I hear the term “strength of schedule” (SoS) thrown around sometimes and I’m not quite sure I understand what this means in an FRC context. For reference, here and here the most recent thread discussing this topic. I’d like to start a discussion specifically on what (if any) metric makes the most sense to represent an individual team’s SoS, and then ideally to expand on this definition to come up with a metric that represents how “fair” or “balanced” an overall match schedule is.
I’ve made a program that I can use to calculate metrics like this for all of last season’s events, the first set of results from that program can be found in my miscellaneous statistics projects thread.

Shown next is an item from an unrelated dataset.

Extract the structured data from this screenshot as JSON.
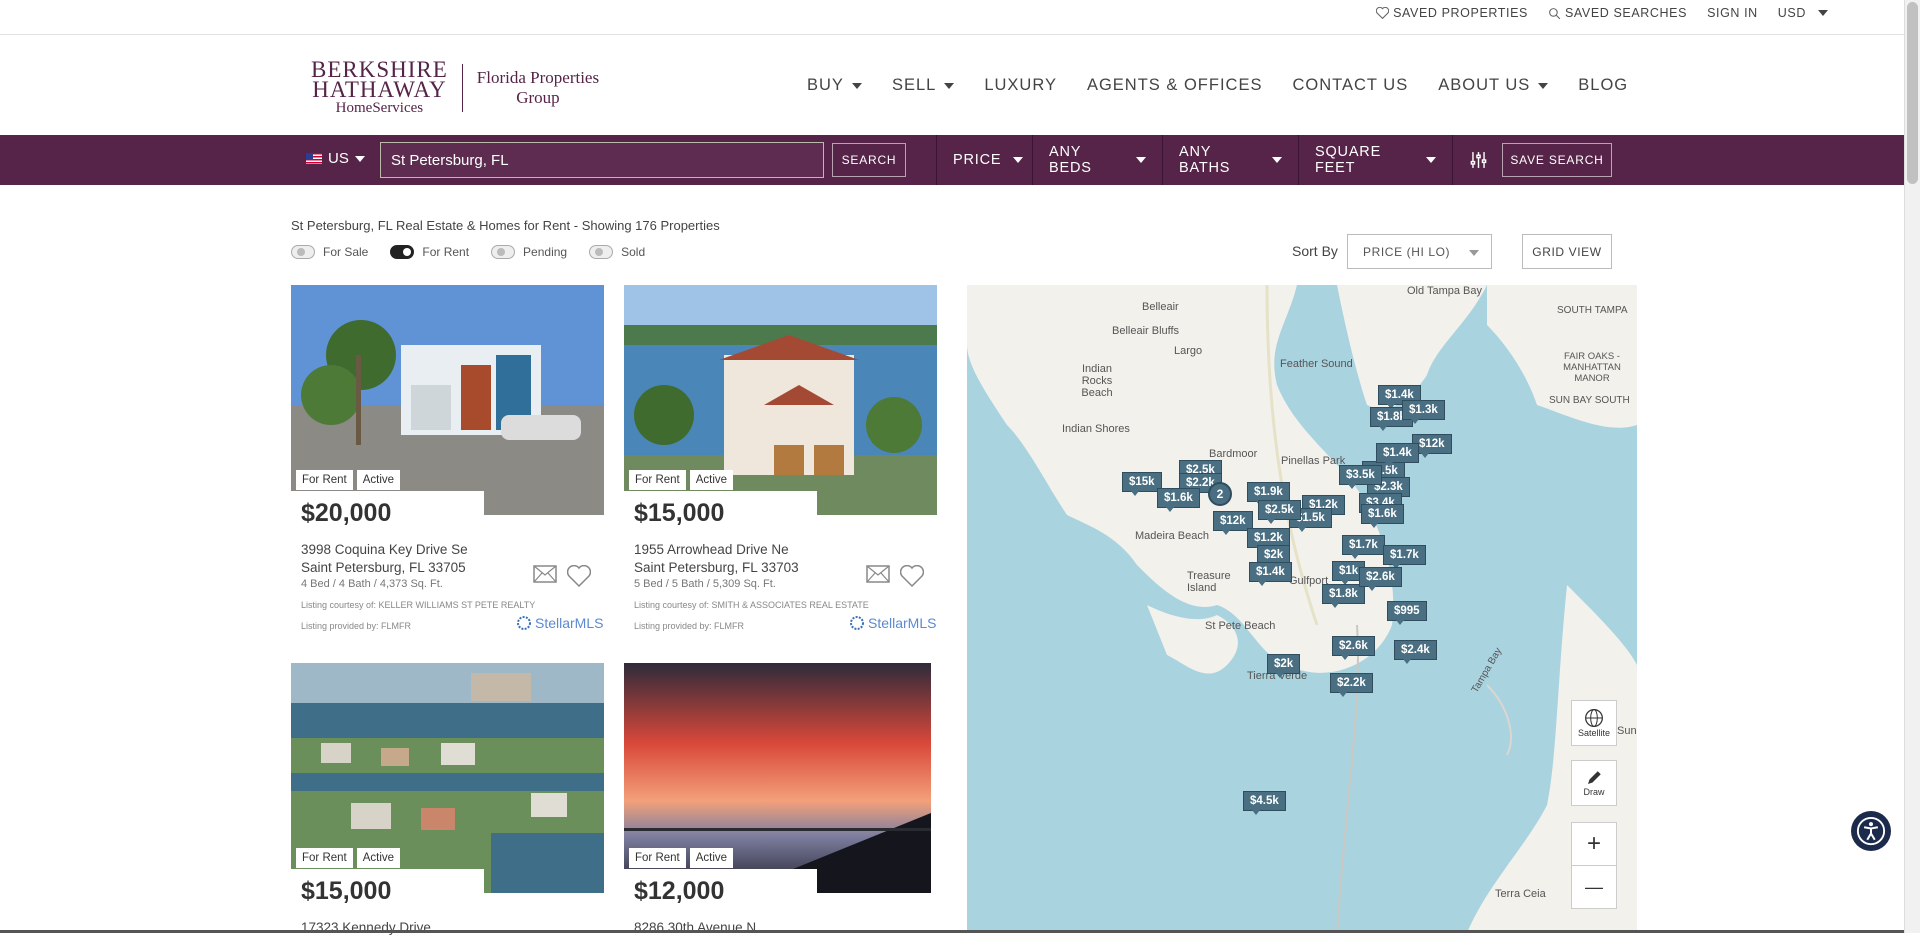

I have created a metric which I think has potential as a SoS metric, and I’ll copy the details of that metric below. As the thread progresses, I’m happy to revisit that program and calculate other metrics if people want.
Here’s my first pass at a SoS metric. I calculate it by finding the probability that a given team will seed better with the actual schedule than they would have with a random schedule. So a “schedule strength” of 0% means that you will never seed higher with the existing schedule than you would have with a random schedule, and a “schedule strength” of 100% means that you are guaranteed to seed higher with the actual schedule than you would have with a random schedule.
What I like about this metric:
- It compares the given schedule against other hypothetical schedules
- It is customized for each team, that is, it compares your hypothetical results with a random schedule with your hypothetical results with the given schedule. I’m not the biggest fan of team-independent metrics since, for example, a schedule full of buddy climb capable partners is amazing for a team without a buddy climber, but just alright for a team that has a good buddy climber, and team-independent metrics would have to give the schedule a single score for both of these teams.
- It’s on an interpretable scale (0% to 100%) and has meaningful significance
- It’s able to be calculated before the event occurs (I don’t like metrics that require hindsight unless maybe we want to use SoS as a tiebreaker or something)
- Incorporates RPs
What I don’t like about this metric:
- Requires a full event simulator to calculate
- Teams that are basically guaranteed to seed first (like 1678 at their later regionals) will inevitably be shown to have bad schedules, since there is no schedule that would give them much of a better chance of seeding higher than their expectation of almost certainly first. Switching to greater than or equal ranks just flips the problem to high scores instead of low scores for these scenarios
- Average value is 48.1% instead of 50%